Il Marchesino. Gli inizi, gli obiettivi

L’ironia della sorte è che il responso sul destino del Marchesino sia arrivato a poche ore dalla scomparsa di Gualtiero Marchesi. Ma certo non è un caso che, alla fine dei conti, la Marchesi Milano srl continuerà a gestire quegli spazi, adiacenti al Teatro della Scala, che nel 2008 segnavano il ritorno del Maestro nella sua Milano, dopo la parentesi dell’Albereta. Dieci anni (la concessione sarebbe scaduta il prossimo marzo) per mettere insieme una proposta funzionale agli spettacoli della Scala, caffetteria, bistrot, sushi bar all’italiana e ristorante con apertura da mattina a sera, che all’epoca – e superato il clamore che aveva accompagnato i fasti del primo Marchesi di via Bonvesin de la Riva - concretizzava la tenacia di farcela ancora una volta, a tornare sulla cresta dell’onda. Essere moderno, ambizione che non ha mai difettato al cuoco, e all’uomo, così pervicace nel cercare di dare forma a un modello di ristorazione urbana di respiro internazionale. Introducendo però, e dandogli lustro, gli elementi di una narrazione che qualche decennio prima, negli anni Ottanta, avevano fatto di lui, e del suo ristorante, il centro propulsore di nuove istanze gastronomiche, artistiche e culturali, sommandole sotto l’egida della cucina totale.

La Minextra (2009)

Tra avanguardia e retrospettiva

I tempi, intanto, erano cambiati non poco, Marchesi continuava a giocare la sua partita, strenuo ambasciatore di un mondo che per tanti versi non c’era più. Gli arredi disegnati su misura con la collaborazione dell’architetto Ettore Mocchetti, l’illuminazione studiata, la cucina a vista. E poi le posate, i segnaposto, le tovaglie. La passione per la musica a fare da fil rouge. In tavola i piatti signature, col dejavù di sfogliare il catalogo di una “collezione” d’arte… Il Raviolo aperto, il Dripping, il Riso Oro e Zafferano, dove quello che era stato avanguardia diventa retrospettiva. E le nuove proposte di cucina, più agili, per un pranzo veloce, o un dopoteatro rilassato (con lui, al debutto del Marchesino, gli chef Domenico Deraco e Daniel Canzian, alla pasticceria Galileo Reposo, oggi da Peck). Una recita a spartito ben congegnata, ma non necessariamente intonata. Alla vigilia dell’inaugurazione alla Scala, Marchesi arrivava in polemica con la guida Michelin, rea di avergli tolto la terza stella all’Albereta di Erbusco: il Maestro non aveva gradito, ingaggiando una rivendicazione d’orgoglio che l’avrebbe portato a essere escluso dai giochi.

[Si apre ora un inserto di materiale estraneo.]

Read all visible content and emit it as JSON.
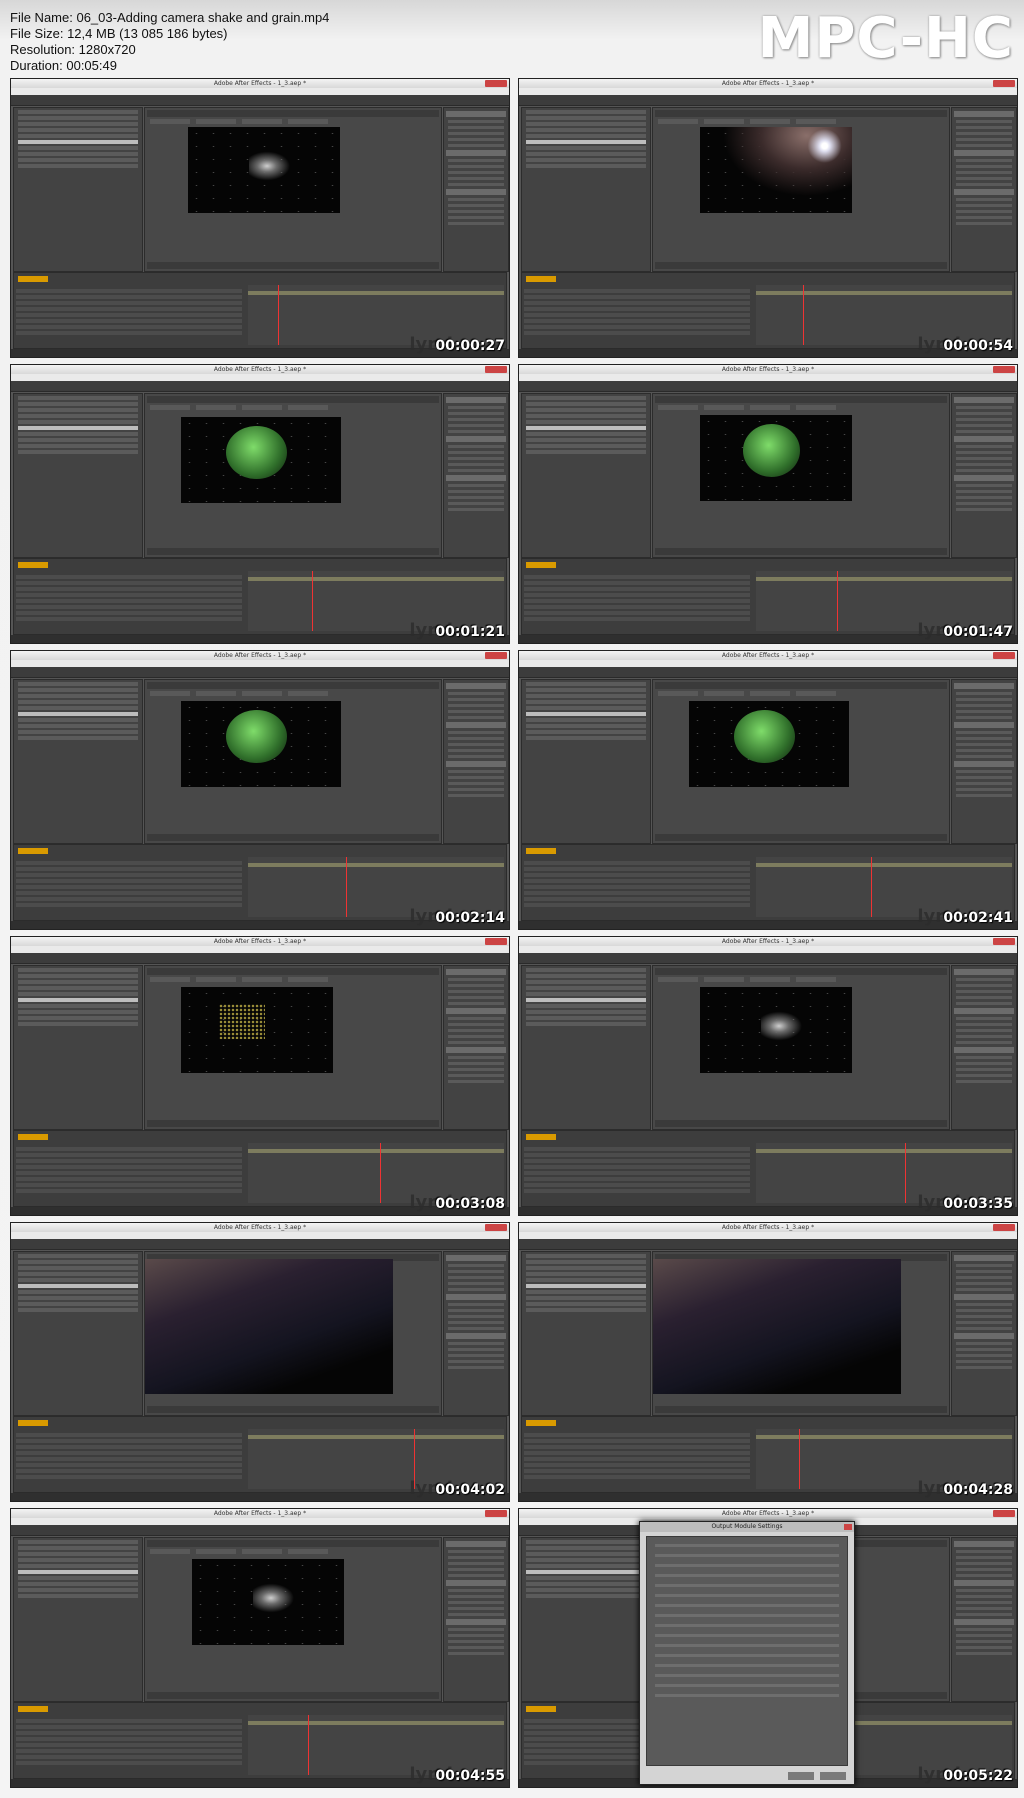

La ricerca della modernità

Ma nel Marchesino, seppur con un risultato da molti considerato straniante (se non anacronistico), il cuoco si impegnava ancora una volta a portare se stesso. Qualche anno dopo, senza perdere il gusto per la provocazione (ma sempre con garbo), a chi lo invitava a indicare “un artista contemporaneo con un futuro assicurato nella storia dell’arte”, rispondeva semplicemente: “Io, Gualtiero Marchesi”. Nella stessa occasione, del resto, lo ribadiva senza mezzi termini: “L’oggetto a cui sono più legato è il mio cervello”. Bene, o meno bene, che si mangiasse al Marchesino, Gualtiero Marchesi aveva continuato a far parlare di sé, e non solo attraverso le gesta di quella nutrita schiera di promettenti allievi che oggi occupano posti di rilievo nella moderna ristorazione italiana (a tal proposito, l’ultimo ricordo di Carlo Cracco: “Nella ristorazione era a livelli troppi alti e molti non l’hanno mai capito anche se ora che è scomparso, tutti lo chiamano maestro. Sono curioso di sapere quanti tra costoro si sono accomodati al Marchesino, ben pochi temo”).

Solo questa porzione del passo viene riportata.